TEACHING COORDINATION: A NEED, A REQUIREMENT AND A CHALLENGE IN THE EUROPEAN HIGHER EDUCATION AREA

Introduction:
This paper pinpoints the key role of coordination among the teaching staff as a key element in the development of competencies. These competencies become paramount when working with undergraduate students of Early Childhood Education and Primary Education degrees to ensure their professional skills.
In this sense, teacher-training syllabuses, designed following the principles of the European Higher Education area, were especially committed to the development of competencies. In order to acquire these competencies, it is required not only a new conception of methodologies and evaluation systems, but also the coordination of teachers as a particularly significant element.

Theoretical background:
Gallego, Redondo, Lorente and Benedito (2011) show that one of the keys to success for undergraduates training courses lies in teaching coordination as a way to overcome individualism. Besides, Zabalza (2003) states that it is not appropriate to talk about training projects, institutional functions or strategic plans without having planned adequate coordination mechanisms that promote basic lines of agreement among the teaching staff.
As a matter of fact, Torrego and Ruiz (2011) establish that pedagogical coordination mechanisms can be vertical, referring to those allowing following coordinated institutional guidelines whilst horizontal mechanisms are those whose target is based on achieving cooperation among teaching teams.
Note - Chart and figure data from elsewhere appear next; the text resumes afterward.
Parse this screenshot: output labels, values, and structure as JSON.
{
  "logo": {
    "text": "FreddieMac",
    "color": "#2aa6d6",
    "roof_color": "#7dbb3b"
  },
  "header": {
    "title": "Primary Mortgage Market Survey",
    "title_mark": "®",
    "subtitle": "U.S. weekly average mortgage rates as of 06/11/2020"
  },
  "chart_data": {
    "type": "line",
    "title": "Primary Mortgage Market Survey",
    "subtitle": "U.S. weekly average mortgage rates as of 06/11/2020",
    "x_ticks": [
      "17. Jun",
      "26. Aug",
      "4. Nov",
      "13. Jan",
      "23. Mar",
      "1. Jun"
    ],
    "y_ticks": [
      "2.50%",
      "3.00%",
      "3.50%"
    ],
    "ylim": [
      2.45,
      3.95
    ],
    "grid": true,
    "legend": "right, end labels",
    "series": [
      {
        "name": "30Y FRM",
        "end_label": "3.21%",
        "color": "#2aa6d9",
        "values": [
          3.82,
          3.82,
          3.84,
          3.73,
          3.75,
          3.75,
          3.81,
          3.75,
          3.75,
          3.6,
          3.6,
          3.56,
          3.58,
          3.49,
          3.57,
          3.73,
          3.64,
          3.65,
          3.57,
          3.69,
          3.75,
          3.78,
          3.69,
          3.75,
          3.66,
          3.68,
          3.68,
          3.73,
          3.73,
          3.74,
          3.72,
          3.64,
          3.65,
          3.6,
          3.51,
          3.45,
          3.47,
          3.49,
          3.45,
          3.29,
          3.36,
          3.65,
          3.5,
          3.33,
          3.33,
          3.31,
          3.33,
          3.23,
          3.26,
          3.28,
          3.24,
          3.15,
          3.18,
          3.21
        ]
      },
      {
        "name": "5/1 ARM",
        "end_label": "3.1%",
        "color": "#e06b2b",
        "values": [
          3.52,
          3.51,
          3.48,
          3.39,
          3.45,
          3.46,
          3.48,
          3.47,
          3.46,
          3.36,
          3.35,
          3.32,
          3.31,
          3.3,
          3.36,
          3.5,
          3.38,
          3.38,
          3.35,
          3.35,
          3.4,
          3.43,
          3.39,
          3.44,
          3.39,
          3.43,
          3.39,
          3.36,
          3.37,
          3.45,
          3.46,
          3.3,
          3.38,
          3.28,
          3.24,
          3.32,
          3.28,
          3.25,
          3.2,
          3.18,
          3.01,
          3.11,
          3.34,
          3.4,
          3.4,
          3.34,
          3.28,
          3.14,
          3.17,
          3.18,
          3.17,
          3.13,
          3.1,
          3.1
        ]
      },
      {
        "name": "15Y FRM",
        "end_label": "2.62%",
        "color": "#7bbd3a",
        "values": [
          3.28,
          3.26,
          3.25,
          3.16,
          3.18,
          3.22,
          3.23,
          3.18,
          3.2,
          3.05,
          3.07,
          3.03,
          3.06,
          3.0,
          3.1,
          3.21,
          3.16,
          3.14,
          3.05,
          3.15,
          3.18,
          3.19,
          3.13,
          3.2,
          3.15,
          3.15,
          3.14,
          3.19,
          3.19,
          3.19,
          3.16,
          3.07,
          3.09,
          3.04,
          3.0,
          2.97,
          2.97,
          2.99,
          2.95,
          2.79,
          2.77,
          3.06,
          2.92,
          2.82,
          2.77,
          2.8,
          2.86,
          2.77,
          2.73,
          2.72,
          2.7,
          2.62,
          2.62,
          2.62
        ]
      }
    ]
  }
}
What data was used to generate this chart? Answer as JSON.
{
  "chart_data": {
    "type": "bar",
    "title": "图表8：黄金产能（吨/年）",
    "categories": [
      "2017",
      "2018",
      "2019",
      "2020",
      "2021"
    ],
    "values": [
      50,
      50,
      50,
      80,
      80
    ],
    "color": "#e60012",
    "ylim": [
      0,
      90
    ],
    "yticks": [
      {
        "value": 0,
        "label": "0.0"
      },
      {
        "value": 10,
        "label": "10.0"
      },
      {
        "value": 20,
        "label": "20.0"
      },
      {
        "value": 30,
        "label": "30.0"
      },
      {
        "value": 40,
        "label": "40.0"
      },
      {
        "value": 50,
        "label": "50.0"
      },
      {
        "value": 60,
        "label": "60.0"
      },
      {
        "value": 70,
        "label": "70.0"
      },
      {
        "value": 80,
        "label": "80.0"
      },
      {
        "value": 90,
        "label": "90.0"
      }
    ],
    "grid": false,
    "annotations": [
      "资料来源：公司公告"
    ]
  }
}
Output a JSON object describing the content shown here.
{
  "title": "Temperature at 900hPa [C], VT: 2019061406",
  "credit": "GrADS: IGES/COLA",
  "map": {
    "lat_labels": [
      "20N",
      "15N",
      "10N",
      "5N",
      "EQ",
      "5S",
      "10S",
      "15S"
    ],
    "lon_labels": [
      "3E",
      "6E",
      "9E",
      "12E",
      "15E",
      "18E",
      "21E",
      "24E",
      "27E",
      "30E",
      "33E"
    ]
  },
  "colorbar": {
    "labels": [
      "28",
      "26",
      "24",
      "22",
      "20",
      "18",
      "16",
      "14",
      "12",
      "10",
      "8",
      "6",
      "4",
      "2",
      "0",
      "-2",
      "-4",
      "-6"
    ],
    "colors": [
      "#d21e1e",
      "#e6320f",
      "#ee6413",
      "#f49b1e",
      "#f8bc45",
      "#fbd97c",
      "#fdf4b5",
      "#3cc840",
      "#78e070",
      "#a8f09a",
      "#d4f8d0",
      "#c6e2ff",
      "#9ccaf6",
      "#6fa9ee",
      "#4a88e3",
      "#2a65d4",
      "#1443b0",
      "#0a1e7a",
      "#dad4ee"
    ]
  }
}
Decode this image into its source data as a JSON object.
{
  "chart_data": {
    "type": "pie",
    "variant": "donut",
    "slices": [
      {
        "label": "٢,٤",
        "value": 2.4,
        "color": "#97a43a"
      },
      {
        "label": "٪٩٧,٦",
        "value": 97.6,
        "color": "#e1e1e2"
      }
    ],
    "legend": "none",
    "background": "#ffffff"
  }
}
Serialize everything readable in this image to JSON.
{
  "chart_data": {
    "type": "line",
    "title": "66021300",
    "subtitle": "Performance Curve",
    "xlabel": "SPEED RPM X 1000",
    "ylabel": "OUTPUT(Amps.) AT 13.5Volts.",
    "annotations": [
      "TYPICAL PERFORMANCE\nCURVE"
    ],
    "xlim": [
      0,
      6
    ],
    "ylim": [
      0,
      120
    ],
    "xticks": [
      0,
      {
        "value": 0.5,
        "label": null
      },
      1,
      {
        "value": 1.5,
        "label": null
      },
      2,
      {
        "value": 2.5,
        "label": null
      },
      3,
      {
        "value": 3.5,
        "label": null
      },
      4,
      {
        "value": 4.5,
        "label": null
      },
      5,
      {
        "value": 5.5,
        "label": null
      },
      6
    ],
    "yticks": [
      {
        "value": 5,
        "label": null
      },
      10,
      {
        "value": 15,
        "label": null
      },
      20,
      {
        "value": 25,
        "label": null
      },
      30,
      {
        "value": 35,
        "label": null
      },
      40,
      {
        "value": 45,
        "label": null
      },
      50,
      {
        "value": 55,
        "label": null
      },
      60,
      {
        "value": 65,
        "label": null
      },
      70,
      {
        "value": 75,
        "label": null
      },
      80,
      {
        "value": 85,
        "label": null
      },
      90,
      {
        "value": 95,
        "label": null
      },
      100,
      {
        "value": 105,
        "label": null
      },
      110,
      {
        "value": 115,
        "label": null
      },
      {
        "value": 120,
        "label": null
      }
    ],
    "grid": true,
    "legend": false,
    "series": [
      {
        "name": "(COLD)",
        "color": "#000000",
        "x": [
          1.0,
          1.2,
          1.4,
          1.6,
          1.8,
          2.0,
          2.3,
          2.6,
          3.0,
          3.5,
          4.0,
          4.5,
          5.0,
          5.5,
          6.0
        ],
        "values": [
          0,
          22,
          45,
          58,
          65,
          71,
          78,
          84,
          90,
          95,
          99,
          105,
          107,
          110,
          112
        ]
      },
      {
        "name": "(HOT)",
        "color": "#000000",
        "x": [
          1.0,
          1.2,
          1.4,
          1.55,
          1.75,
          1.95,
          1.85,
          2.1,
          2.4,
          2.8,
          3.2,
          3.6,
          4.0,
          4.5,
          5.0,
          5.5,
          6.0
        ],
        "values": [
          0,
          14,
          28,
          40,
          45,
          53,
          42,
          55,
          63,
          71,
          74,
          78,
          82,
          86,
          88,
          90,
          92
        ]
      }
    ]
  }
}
An innovative collaboration experience at SAFA University Centre:
SAFA University centre established as strategic objective the fostering of coordination, understood as an effective collaboration among the teaching staff. Vertical coordination mechanisms at the centre include: the syllabus monitoring board and the quality assurance board, both understood as main elements in the development of the syllabuses of Early Childhood and Primary Education degrees. In addition to this, there are also two boards promoting vertical collaboration, namely a pedagogical coordination board and some specific boards devoted to develop key syllabus issues along the academic year. Finally, there are some teaching teams contributing to horizontal coordination.
A coordination experience among subjects has been carried out in a group of students of the 4th year of the Degree in Primary Education. To do so, teachers have proposed a global project from the different areas where students have created the planning of this holistic project.

Conclusions:
This experience evinces the collaboration of the teaching staff at the University Centre; in fact, it highlights the interdisciplinary nature of knowledge and the shift from curricular conception of content to competencies development.
Actually, coordination seems to be a necessary value that contributes to give some coherence to training programmes and has a decisive impact on the quality of training (Rué and Lodeiro, 2011). On the other hand, teacher coordination stands out as one of the most relevant quality indicators to foster the development of general and specific competences and, consequently, as a key element for the assessment of new teacher training syllabuses. In short, we can assert that there is an institutional responsibility in the promotion and creation of mechanisms for vertical and horizontal coordination. As a matter of fact, it seems paramount to strengthen agreements shared by the faculty in decision-making processes.